Partisipasi Negara Membangun Desa

Oleh: Dwi Mukti Wibowo, Pemerhati masalah ekonomi, sosial, dan kemanusiaan

Partisipasi Negara Membangun Desa Kredit Foto: Antara/Wahdi Septiawan
Warta Ekonomi, Jakarta -

Sebagian desa di Indonesia masih miskin, lemah, terbelakang, dan tergantung. Kenapa? Apakah pembangunan desa belum membuahkan perubahan (transformasi) besar? Inilah misteri desa yang tidak terpecahkan secara teknis, teknokratis, dan manajerial.

Robert Chamber, 30 tahun silam sudah mengingatkan kegagalan pembangunan desa yang dilakukan dari atas dan dari depan sehingga merekomendasikan pembangunan desa dari belakang. Bruce Mitchel (1994), dalam studinya tentang pembangunan desa di Bali menunjukkan jika pembangunan desa dari dalam lebih kokoh dan berkelanjutan ketimbang pembangunan yang diprakarsai dari luar.

Ini selaras dengan cara pandang Prof. Robert Lawang (2006), karena semua orang luar itu anti-desa. Sementara Tania Muria Li (2012), menyatakan jika niat baik serta rencana hebat untuk memakmurkan kehidupan orang banyak sama sekali bukan jaminan kemakmuran akan benar terwujud.

Pada banyak peristiwa, program pemakmuran itu sendiri tidak bebas nilai. Kaum yang hendak dibangun bukan ruang kosong yang bisa diisi apa saja. Sementara kelompok yang hendak membangun entah itu pemerintah, organisasi keagamaan, atau LSM juga tidak bebas dari kepentingan kelompok.

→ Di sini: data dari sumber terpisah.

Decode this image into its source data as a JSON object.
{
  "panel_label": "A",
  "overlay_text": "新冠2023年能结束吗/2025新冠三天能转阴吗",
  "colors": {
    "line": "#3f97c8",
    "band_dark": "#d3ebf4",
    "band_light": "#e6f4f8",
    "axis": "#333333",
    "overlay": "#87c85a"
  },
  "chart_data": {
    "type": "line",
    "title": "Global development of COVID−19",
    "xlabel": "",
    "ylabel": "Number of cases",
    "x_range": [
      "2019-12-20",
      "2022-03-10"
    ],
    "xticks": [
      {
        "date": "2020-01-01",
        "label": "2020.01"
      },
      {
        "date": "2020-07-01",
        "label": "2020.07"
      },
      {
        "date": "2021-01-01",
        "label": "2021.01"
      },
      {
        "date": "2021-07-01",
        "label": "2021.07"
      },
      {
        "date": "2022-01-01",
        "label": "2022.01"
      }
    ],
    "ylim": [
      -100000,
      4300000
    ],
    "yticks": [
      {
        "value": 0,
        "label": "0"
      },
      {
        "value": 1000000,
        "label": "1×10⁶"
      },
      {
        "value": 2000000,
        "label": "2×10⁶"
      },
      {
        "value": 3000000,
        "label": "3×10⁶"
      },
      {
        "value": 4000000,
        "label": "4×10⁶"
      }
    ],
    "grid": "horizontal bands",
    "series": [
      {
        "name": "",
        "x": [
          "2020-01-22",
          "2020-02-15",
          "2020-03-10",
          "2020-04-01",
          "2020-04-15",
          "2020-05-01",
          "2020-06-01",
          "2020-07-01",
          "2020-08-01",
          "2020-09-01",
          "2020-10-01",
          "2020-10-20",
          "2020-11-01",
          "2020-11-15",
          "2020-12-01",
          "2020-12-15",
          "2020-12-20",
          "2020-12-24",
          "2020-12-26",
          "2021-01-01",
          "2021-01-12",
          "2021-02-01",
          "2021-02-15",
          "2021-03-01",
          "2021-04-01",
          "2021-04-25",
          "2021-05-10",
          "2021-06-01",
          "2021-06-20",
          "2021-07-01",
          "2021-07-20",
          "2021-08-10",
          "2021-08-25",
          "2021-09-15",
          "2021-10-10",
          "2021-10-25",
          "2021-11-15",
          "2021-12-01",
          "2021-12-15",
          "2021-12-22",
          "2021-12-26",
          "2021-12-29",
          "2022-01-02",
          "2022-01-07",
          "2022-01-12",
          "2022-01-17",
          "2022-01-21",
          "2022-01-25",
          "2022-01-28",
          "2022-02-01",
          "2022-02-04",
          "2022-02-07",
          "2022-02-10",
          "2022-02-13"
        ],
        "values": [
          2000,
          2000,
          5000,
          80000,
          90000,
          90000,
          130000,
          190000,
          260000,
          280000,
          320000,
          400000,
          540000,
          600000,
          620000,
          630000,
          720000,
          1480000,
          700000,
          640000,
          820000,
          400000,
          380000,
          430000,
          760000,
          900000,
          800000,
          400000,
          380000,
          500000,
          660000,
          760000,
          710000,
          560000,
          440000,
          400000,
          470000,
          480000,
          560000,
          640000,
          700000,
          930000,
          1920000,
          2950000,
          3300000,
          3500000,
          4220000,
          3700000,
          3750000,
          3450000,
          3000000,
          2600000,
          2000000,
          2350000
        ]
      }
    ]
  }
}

Desa bukan hamparan tanah yang dihuni masyarakat, bukan wilayah dan unit administrasi pemerintahan yang mudah dikendalikan oleh pemerintah, bukan sekadar komunitas lokal, bukan sebagai lahan kosong yang siap menerima beragam intervensi pembangunan. Bukan juga sebagai pasar outlet proyek pembangunan. Desa merupakan identitas, institusi, dan entitas lokal seperti "negara kecil", yang memiliki wilayah, kekuasaan, sumberdaya, pranata lokal, dan masyarakat.

Ketika aparatur negara tidak paham terhadap hakikat desa sebagai negara kecil ini maka NKRI sebagai negara besar akan selalu gagal membangun desa.

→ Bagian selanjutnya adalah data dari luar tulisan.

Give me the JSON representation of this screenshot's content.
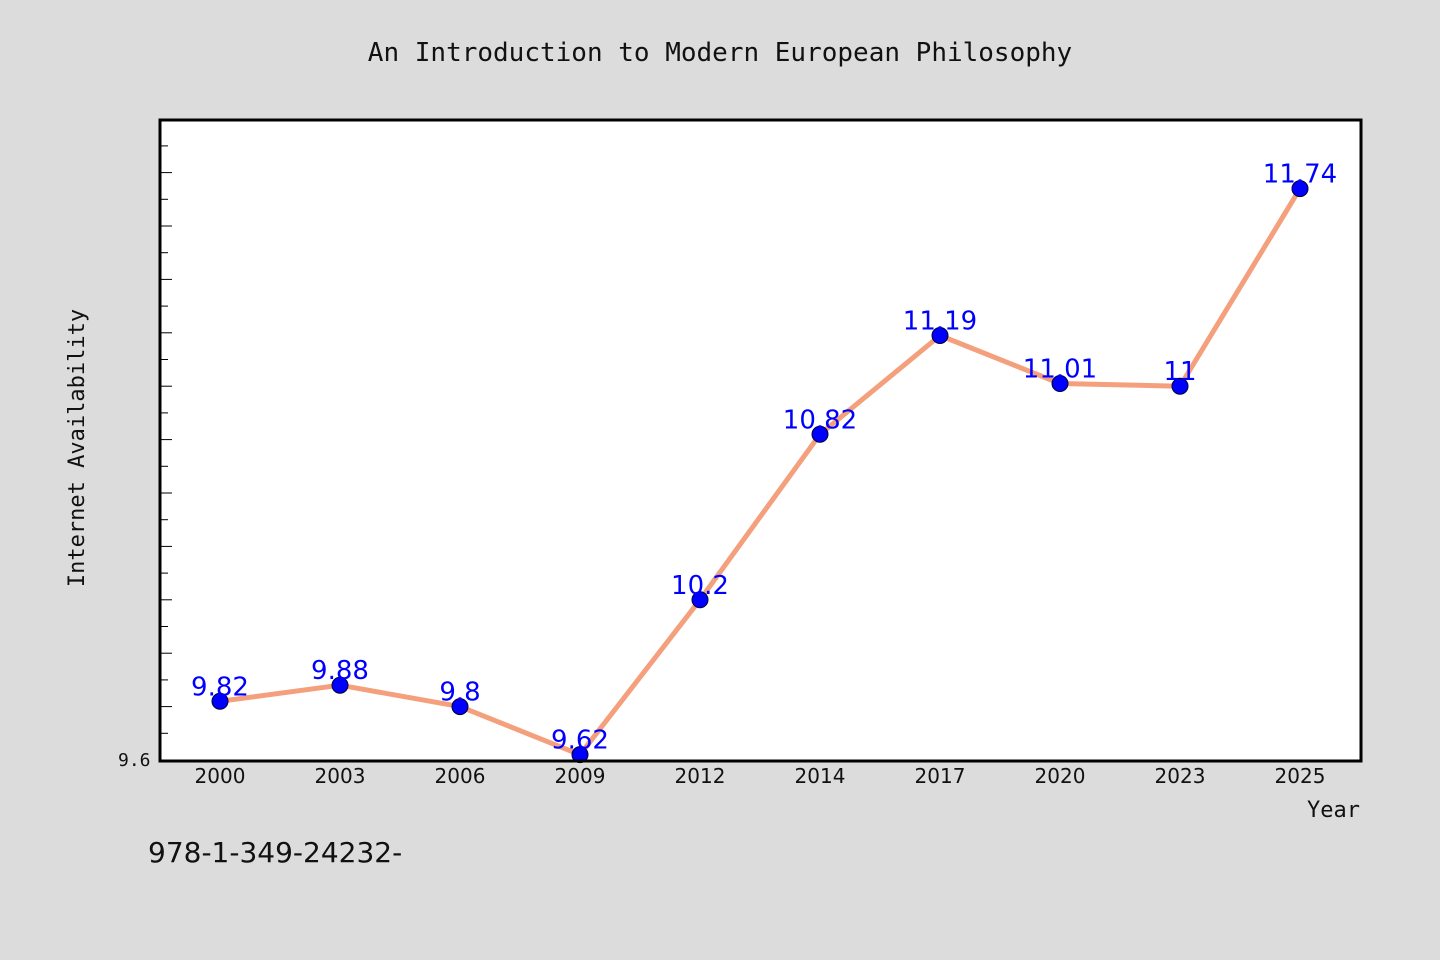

Kita bisa memahami misteri desa dengan cara mengingat kembali pepatah dan petuah Jawa: desa mawa cara, negara mawa tata. Petuah ini bukan hanya memberi pesan tentang multikulturalisme seperti pepatah: di mana bumi dipijak, di situ langit dijunjung. Desa mawa cara (desa dengan cara) membuahkan frasa "cara desa" yang bermakna desa memiliki cara, adat, kebiasaan, kearifan lokal dan prakarsa lokal.

Negara mawa tata (negara dengan tatanan) menghadirkan frasa "tata negara" bahwa negara mempunyai peraturan, hukum, administrasi, birokrasi, perencanaan, keuangan, akuntansi, dan sebagainya.

Cara desa dan tata negara merupakan dua paradigma yang memiliki nalar dan kepentingan berbeda. Benturan antara dua paradigma itu membuahkan dilema intervensi negara masuk desa. Kalau negara tidak hadir salah, tetapi kalau hadir keliru. Negara tidak hadir disebut isolasi, yaitu negara membiarkan desa tumbuh sendiri dengan swadaya lokal atau membiarkan desa dirusak oleh tengkulak maupun korporasi. Desa bisa miskin, terbelakang, maupun menjadi penonton di rumahnya sendiri karena negara tidak hadir (isolasi).

Jika negara hadir, keliru apabila memasukkan dan memaksakan "tata negara" ke dalam desa. Dengan niat memperbaiki, para aparatur negara memandang desa dari Jakarta, berupaya mengubah "cara desa" menjadi "tata negara". Mereka kurang mengakui, menghormati, memberdayakan, dan memuliakan "cara desa", karena memasukkan "tata negara" dengan modernisasi, korporatisasi, teknokratisasi, dan birokratisasi.

Intervensi "tata negara" bukan hanya gagal dari sisi kehendak untuk memperbaiki dan membangun desa, tetapi juga menundukkan, melemahkan, dan merusak "cara desa". Dalam praktik, teknokratisasi-birokratisasi (seperti yang terjadi pada kasus dana desa) ini telah menghadirkan tiga penyimpangan.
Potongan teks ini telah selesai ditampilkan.